India hails rocket 'cheaper than Hollywood film Gravity'

Published June 30, 2014
“I have heard about the film Gravity. I am told the cost of sending an Indian rocket to space is less than the money invested in making the Hollywood movie,” Narendra Modi said. — Photo by Reuters
“I have heard about the film Gravity. I am told the cost of sending an Indian rocket to space is less than the money invested in making the Hollywood movie,” Narendra Modi said. — Photo by Reuters

BANGALORE: Prime Minister Narendra Modi hailed India's low-cost space technology on Monday, saying a rocket which launched four foreign satellites into orbit had cost less to make than the Hollywood film “Gravity.

“India's domestically-produced Polar Satellite Launch Vehicle (PSLV) blasted off Monday morning from the southern spaceport of Sriharikota, carrying satellites from France, Germany, Canada and Singapore.

“India has the potential to be the launch service provider of the world and must work towards this goal,” Modi said from the site one month after coming to power at the head of a right-wing government.

Satellite launch industry revenues totalled $2.2 billion in 2012, according to the US Satellite Industry Association, and India is keen to expand its modest share of this market as a low-cost provider.

“I have heard about the film Gravity. I am told the cost of sending an Indian rocket to space is less than the money invested in making the Hollywood movie,” Modi added.

The budget of the British-American 3D sci-fi thriller, starring Sandra Bullock and George Clooney, was about $100 million, according to industry website IMDb.

Last year, India launched a bid to become the first Asian nation to reach Mars with a mission whose price tag was the envy of space programmes world-wide.

The total cost at 4.5 billion rupees ($73 million) was less than a sixth of the $455 million earmarked for a Mars probe launched shortly afterwards by US space agency NASA.

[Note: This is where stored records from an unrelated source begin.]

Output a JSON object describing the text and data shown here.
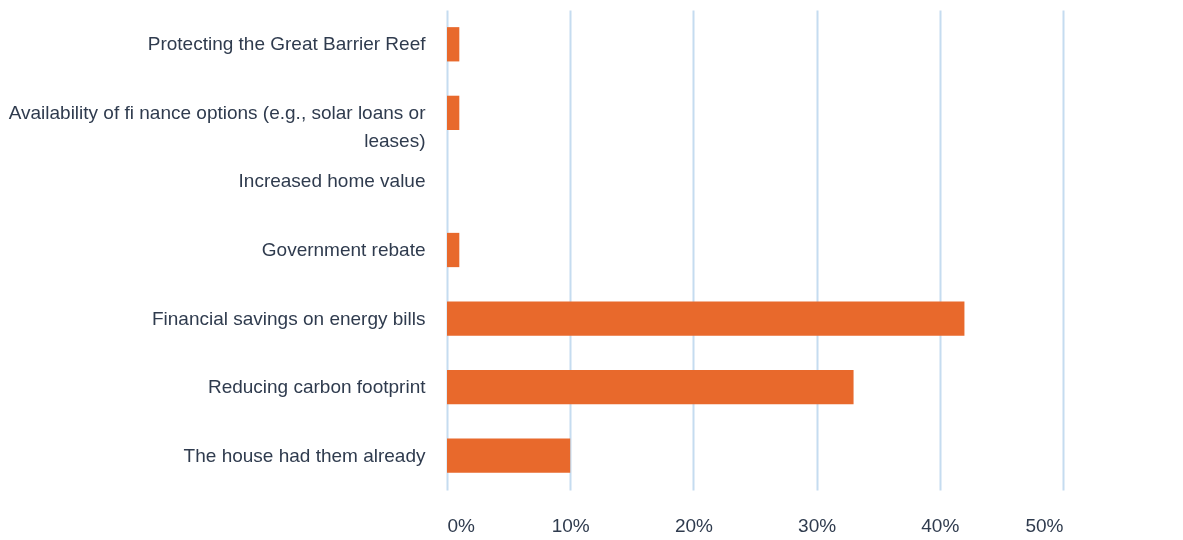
{
  "chart_data": {
    "type": "bar",
    "orientation": "horizontal",
    "categories": [
      "Protecting the Great Barrier Reef",
      "Availability of fi nance options (e.g., solar loans or leases)",
      "Increased home value",
      "Government rebate",
      "Financial savings on energy bills",
      "Reducing carbon footprint",
      "The house had them already"
    ],
    "values": [
      1,
      1,
      0,
      1,
      42,
      33,
      10
    ],
    "color": "#e8692c",
    "xlim": [
      0,
      50
    ],
    "xticks": [
      {
        "value": 0,
        "label": "0%"
      },
      {
        "value": 10,
        "label": "10%"
      },
      {
        "value": 20,
        "label": "20%"
      },
      {
        "value": 30,
        "label": "30%"
      },
      {
        "value": 40,
        "label": "40%"
      },
      {
        "value": 50,
        "label": "50%"
      }
    ],
    "grid": "x"
  }
}
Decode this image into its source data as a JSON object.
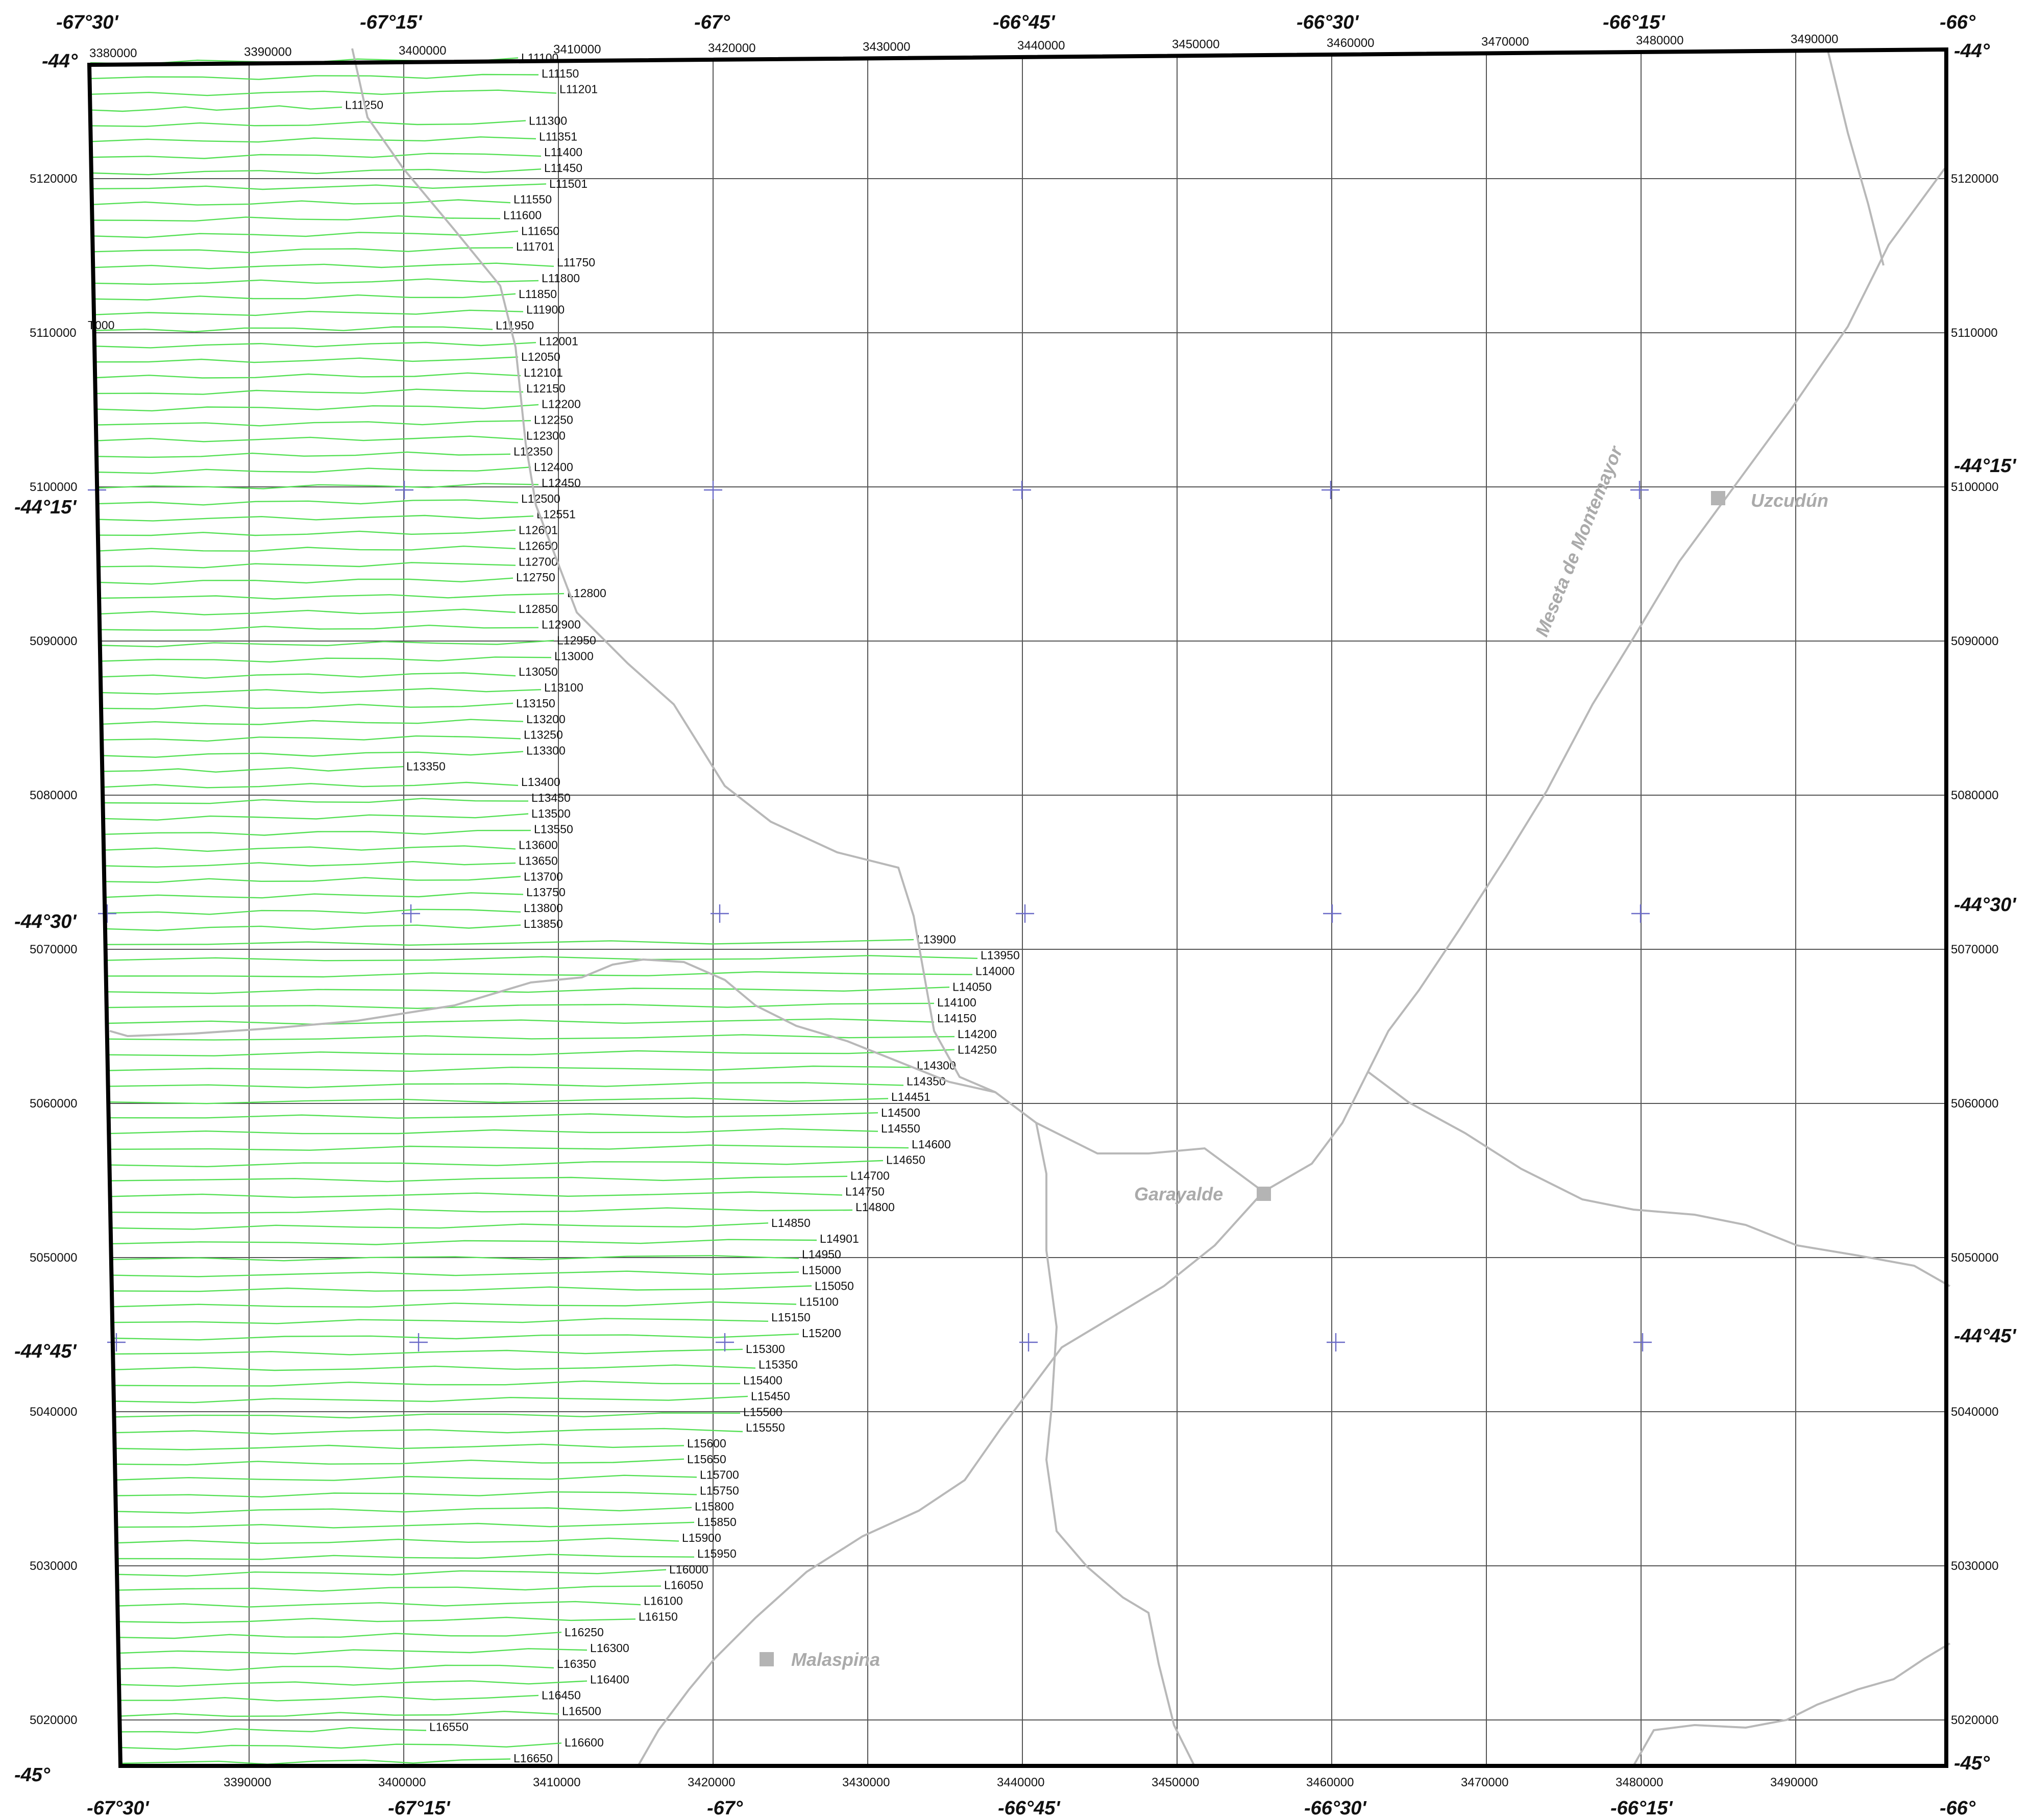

Experts say the secret is India's ability to copy and adapt existing space technology for its own needs, and the abundance of highly-skilled engineers who earn a fraction of their foreign counterparts' wages.

Modi said the country must be proud of its space programme, developed in the face of “great international pressure and hurdles”.

Western sanctions on India after the nation staged a nuclear weapons test in 1974 gave a major thrust to the space programme because New Delhi needed to develop its own missile technology.